The original parish church of St. Peter was destroyed during the Civil War (1646). A new church was built between 1763 and 1769, which remained in use for two hundred years, closing 29th. June, 1969. Nowadays it is used for worship only once a year, to celebrate the feast of St. Peter. It is looked after by the Churches Conservation Trust.
The church exterior is best known for its tower at the west end with an unusual openwork spire. Less in evidence is the apse at the east end, shielded as it is by trees and shrubs. Access to the interior is from the west end. A central aisle with pews on both sides leads towards a stage, which obstructs one's view of the altar, but which is used for the summer concert season. Nave windows are plain, though the window above the altar provides a colourful contrast. The left-hand section depicts St. Peter and companion hauling in their fishing nets, whilst the right-hand section shows Christ seated and teaching.

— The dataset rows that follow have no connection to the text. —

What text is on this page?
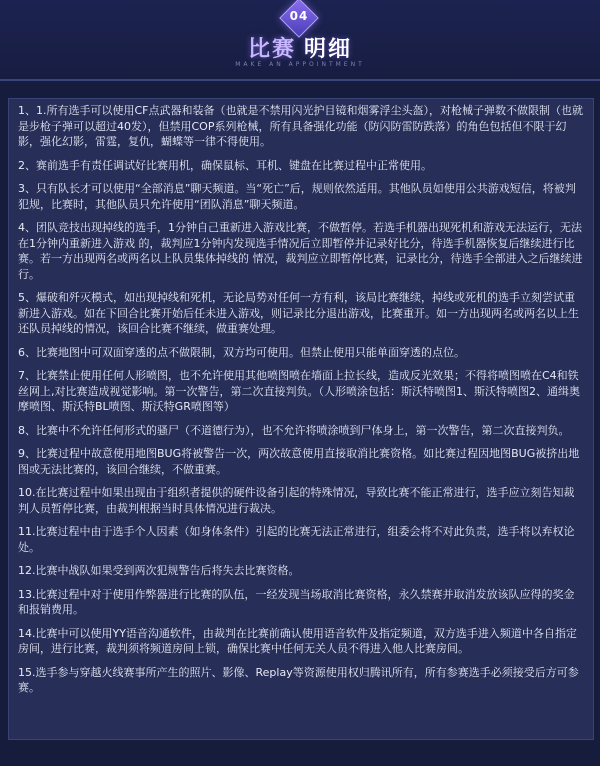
04
比赛 明细
MAKE AN APPOINTMENT
1、1.所有选手可以使用CF点武器和装备（也就是不禁用闪光护目镜和烟雾浮尘头盔），对枪械子弹数不做限制（也就是步枪子弹可以超过40发），但禁用COP系列枪械，所有具备强化功能（防闪防雷防跌落）的角色包括但不限于幻影，强化幻影，雷霆，复仇，蝴蝶等一律不得使用。
2、赛前选手有责任调试好比赛用机，确保鼠标、耳机、键盘在比赛过程中正常使用。
3、只有队长才可以使用“全部消息”聊天频道。当“死亡”后，规则依然适用。其他队员如使用公共游戏短信，将被判犯规，比赛时，其他队员只允许使用“团队消息”聊天频道。
4、团队竞技出现掉线的选手，1分钟自己重新进入游戏比赛，不做暂停。若选手机器出现死机和游戏无法运行，无法在1分钟内重新进入游戏 的，裁判应1分钟内发现选手情况后立即暂停并记录好比分，待选手机器恢复后继续进行比赛。若一方出现两名或两名以上队员集体掉线的 情况，裁判应立即暂停比赛，记录比分，待选手全部进入之后继续进行。
5、爆破和歼灭模式，如出现掉线和死机，无论局势对任何一方有利，该局比赛继续，掉线或死机的选手立刻尝试重新进入游戏。如在下回合比赛开始后任未进入游戏，则记录比分退出游戏，比赛重开。如一方出现两名或两名以上生还队员掉线的情况，该回合比赛不继续，做重赛处理。
6、比赛地图中可双面穿透的点不做限制，双方均可使用。但禁止使用只能单面穿透的点位。
7、比赛禁止使用任何人形喷图，也不允许使用其他喷图喷在墙面上拉长线，造成反光效果；不得将喷图喷在C4和铁丝网上,对比赛造成视觉影响。第一次警告，第二次直接判负。（人形喷涂包括：斯沃特喷图1、斯沃特喷图2、通缉奥摩喷图、斯沃特BL喷图、斯沃特GR喷图等）
8、比赛中不允许任何形式的骚尸（不道德行为），也不允许将喷涂喷到尸体身上，第一次警告，第二次直接判负。
9、比赛过程中故意使用地图BUG将被警告一次，两次故意使用直接取消比赛资格。如比赛过程因地图BUG被挤出地图或无法比赛的，该回合继续，不做重赛。
10.在比赛过程中如果出现由于组织者提供的硬件设备引起的特殊情况，导致比赛不能正常进行，选手应立刻告知裁判人员暂停比赛，由裁判根据当时具体情况进行裁决。
11.比赛过程中由于选手个人因素（如身体条件）引起的比赛无法正常进行，组委会将不对此负责，选手将以弃权论处。
12.比赛中战队如果受到两次犯规警告后将失去比赛资格。
13.比赛过程中对于使用作弊器进行比赛的队伍，一经发现当场取消比赛资格，永久禁赛并取消发放该队应得的奖金和报销费用。
14.比赛中可以使用YY语音沟通软件，由裁判在比赛前确认使用语音软件及指定频道，双方选手进入频道中各自指定房间，进行比赛，裁判须将频道房间上锁，确保比赛中任何无关人员不得进入他人比赛房间。
15.选手参与穿越火线赛事所产生的照片、影像、Replay等资源使用权归腾讯所有，所有参赛选手必须接受后方可参赛。
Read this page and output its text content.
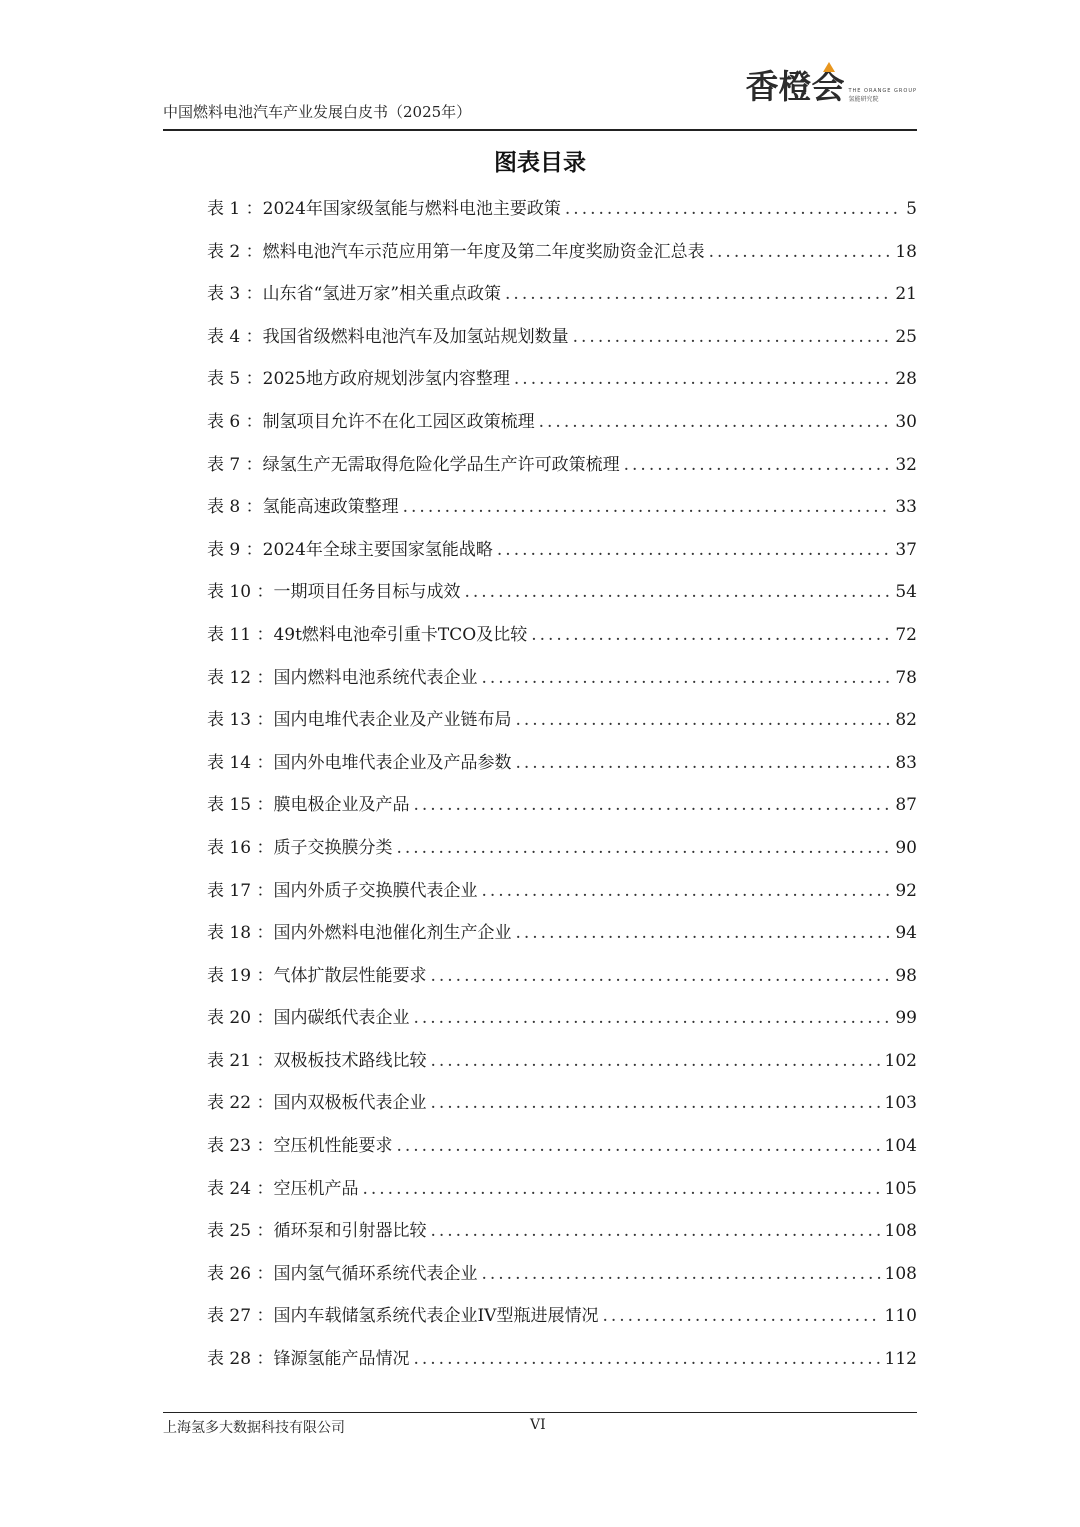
中国燃料电池汽车产业发展白皮书（2025年）
香橙会 THE ORANGE GROUP
氢能研究院
图表目录
表 1 ： 2024年国家级氢能与燃料电池主要政策 .....	5
表 2 ： 燃料电池汽车示范应用第一年度及第二年度奖励资金汇总表 .....	18
表 3 ： 山东省“氢进万家”相关重点政策 .....	21
表 4 ： 我国省级燃料电池汽车及加氢站规划数量 .....	25
表 5 ： 2025地方政府规划涉氢内容整理 .....	28
表 6 ： 制氢项目允许不在化工园区政策梳理 .....	30
表 7 ： 绿氢生产无需取得危险化学品生产许可政策梳理 .....	32
表 8 ： 氢能高速政策整理 .....	33
表 9 ： 2024年全球主要国家氢能战略 .....	37
表 10 ： 一期项目任务目标与成效 .....	54
表 11 ： 49t燃料电池牵引重卡TCO及比较 .....	72
表 12 ： 国内燃料电池系统代表企业 .....	78
表 13 ： 国内电堆代表企业及产业链布局 .....	82
表 14 ： 国内外电堆代表企业及产品参数 .....	83
表 15 ： 膜电极企业及产品 .....	87
表 16 ： 质子交换膜分类 .....	90
表 17 ： 国内外质子交换膜代表企业 .....	92
表 18 ： 国内外燃料电池催化剂生产企业 .....	94
表 19 ： 气体扩散层性能要求 .....	98
表 20 ： 国内碳纸代表企业 .....	99
表 21 ： 双极板技术路线比较 .....	102
表 22 ： 国内双极板代表企业 .....	103
表 23 ： 空压机性能要求 .....	104
表 24 ： 空压机产品 .....	105
表 25 ： 循环泵和引射器比较 .....	108
表 26 ： 国内氢气循环系统代表企业 .....	108
表 27 ： 国内车载储氢系统代表企业IV型瓶进展情况 .....	110
表 28 ： 锋源氢能产品情况 .....	112
上海氢多大数据科技有限公司	VI
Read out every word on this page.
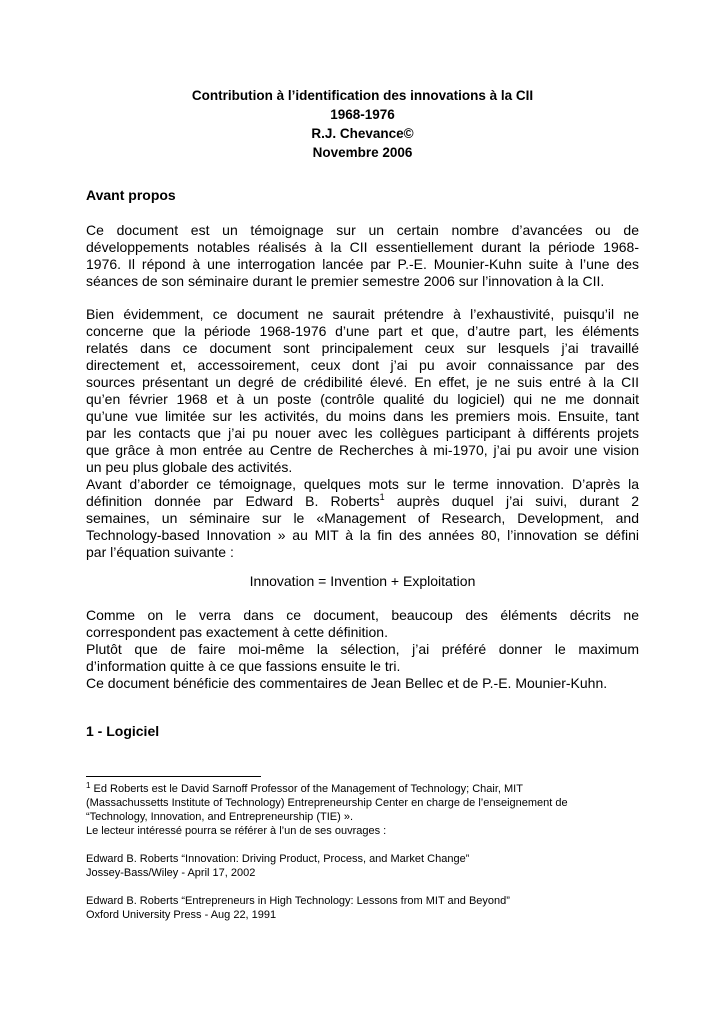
Contribution à l’identification des innovations à la CII
1968-1976
R.J. Chevance©
Novembre 2006
Avant propos

Ce document est un témoignage sur un certain nombre d’avancées ou de
développements notables réalisés à la CII essentiellement durant la période 1968-
1976. Il répond à une interrogation lancée par P.-E. Mounier-Kuhn suite à l’une des
séances de son séminaire durant le premier semestre 2006 sur l’innovation à la CII.

Bien évidemment, ce document ne saurait prétendre à l’exhaustivité, puisqu’il ne
concerne que la période 1968-1976 d’une part et que, d’autre part, les éléments
relatés dans ce document sont principalement ceux sur lesquels j’ai travaillé
directement et, accessoirement, ceux dont j’ai pu avoir connaissance par des
sources présentant un degré de crédibilité élevé. En effet, je ne suis entré à la CII
qu’en février 1968 et à un poste (contrôle qualité du logiciel) qui ne me donnait
qu’une vue limitée sur les activités, du moins dans les premiers mois. Ensuite, tant
par les contacts que j’ai pu nouer avec les collègues participant à différents projets
que grâce à mon entrée au Centre de Recherches à mi-1970, j’ai pu avoir une vision
un peu plus globale des activités.

Avant d’aborder ce témoignage, quelques mots sur le terme innovation. D’après la
définition donnée par Edward B. Roberts$^1$ auprès duquel j’ai suivi, durant 2
semaines, un séminaire sur le «Management of Research, Development, and
Technology-based Innovation » au MIT à la fin des années 80, l’innovation se défini
par l’équation suivante :

Innovation = Invention + Exploitation

Comme on le verra dans ce document, beaucoup des éléments décrits ne
correspondent pas exactement à cette définition.
Plutôt que de faire moi-même la sélection, j’ai préféré donner le maximum
d’information quitte à ce que fassions ensuite le tri.
Ce document bénéficie des commentaires de Jean Bellec et de P.-E. Mounier-Kuhn.

1 - Logiciel
$^1$ Ed Roberts est le David Sarnoff Professor of the Management of Technology; Chair, MIT
(Massachussetts Institute of Technology) Entrepreneurship Center en charge de l’enseignement de
“Technology, Innovation, and Entrepreneurship (TIE) ».
Le lecteur intéressé pourra se référer à l’un de ses ouvrages :
Edward B. Roberts “Innovation: Driving Product, Process, and Market Change”
Jossey-Bass/Wiley - April 17, 2002
Edward B. Roberts “Entrepreneurs in High Technology: Lessons from MIT and Beyond”
Oxford University Press - Aug 22, 1991
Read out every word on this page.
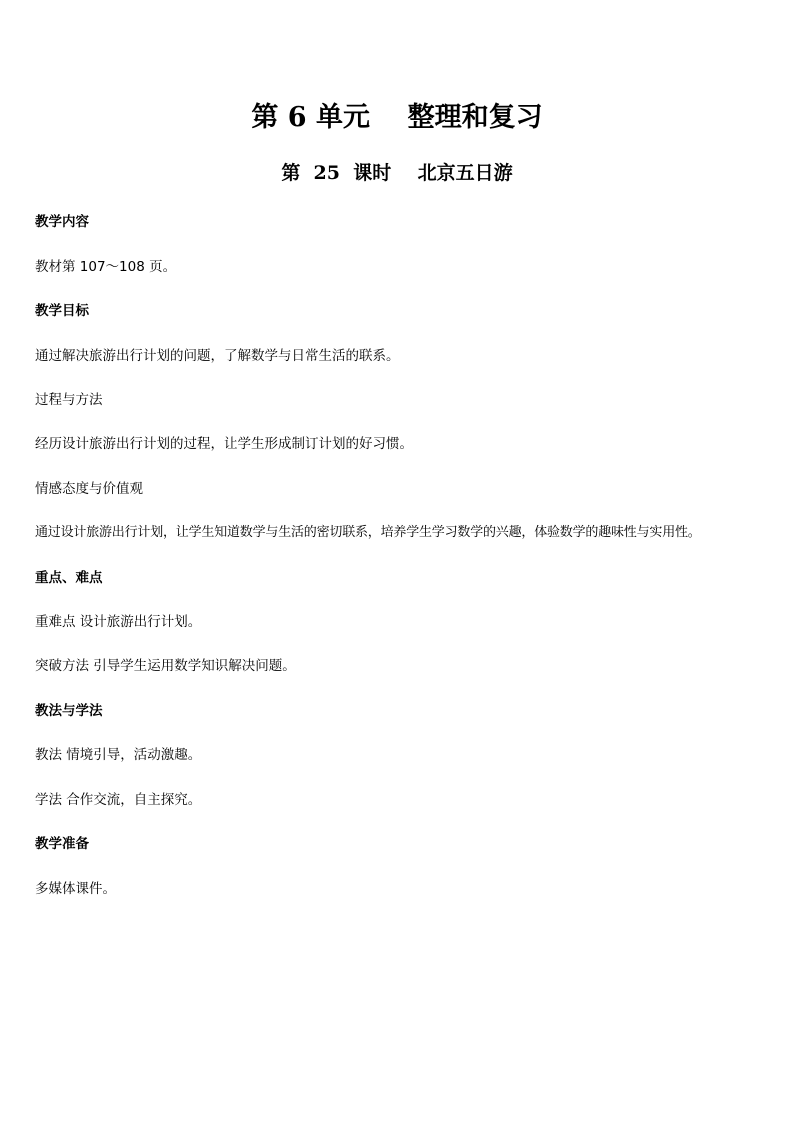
第 6 单元    整理和复习
第  25  课时    北京五日游

教学内容

教材第 107～108 页。

教学目标

通过解决旅游出行计划的问题，了解数学与日常生活的联系。

过程与方法

经历设计旅游出行计划的过程，让学生形成制订计划的好习惯。

情感态度与价值观

通过设计旅游出行计划，让学生知道数学与生活的密切联系，培养学生学习数学的兴趣，体验数学的趣味性与实用性。

重点、难点

重难点 设计旅游出行计划。

突破方法 引导学生运用数学知识解决问题。

教法与学法

教法 情境引导，活动激趣。

学法 合作交流，自主探究。

教学准备

多媒体课件。
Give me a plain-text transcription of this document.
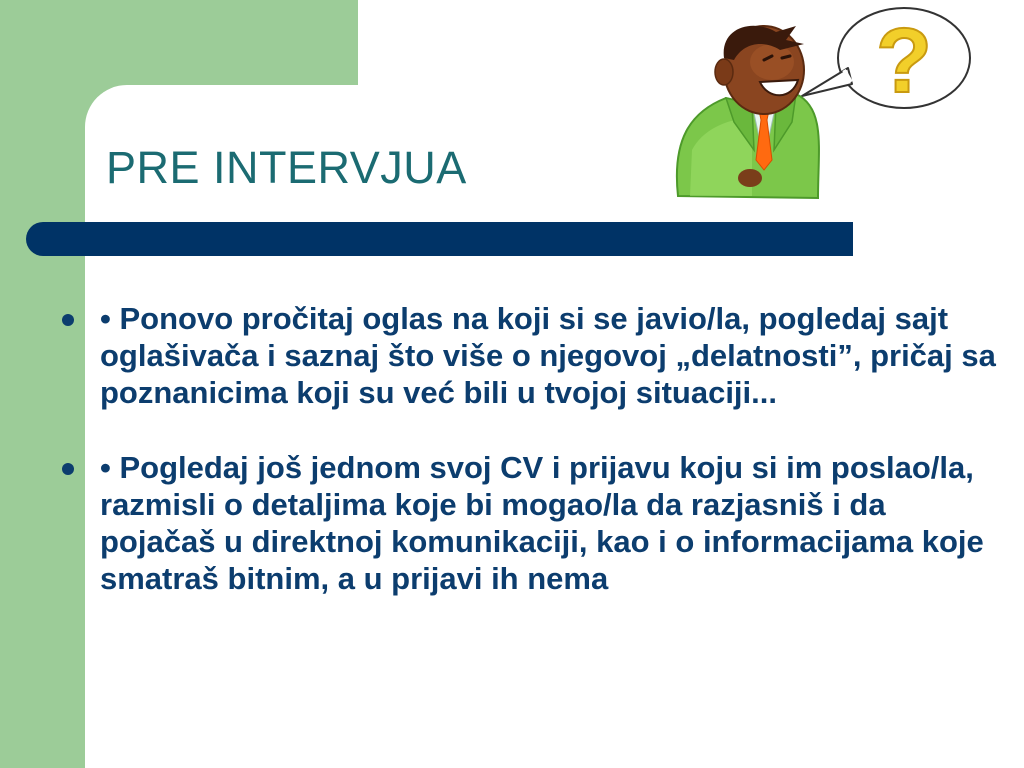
?
PRE INTERVJUA
• Ponovo pročitaj oglas na koji si se javio/la, pogledaj sajt oglašivača i saznaj što više o njegovoj „delatnosti”, pričaj sa poznanicima koji su već bili u tvojoj situaciji...
• Pogledaj još jednom svoj CV i prijavu koju si im poslao/la, razmisli o detaljima koje bi mogao/la da razjasniš i da pojačaš u direktnoj komunikaciji, kao i o informacijama koje smatraš bitnim, a u prijavi ih nema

Of particular historic interest is one of those residents who supported the reconstruction of the Church in the seventeen-sixties, William Blackstone. Fellow of All Souls and Professor of Common Law at Oxford University, Magistrate of the Borough of Wallingford and knighted by George 111, he published four volumes of lectures entitled Commentaries on the Laws of England. These were the basis for the constitution and legal system of the United States. He is buried in St. Peter's Church, and his tomb is in the main aisle.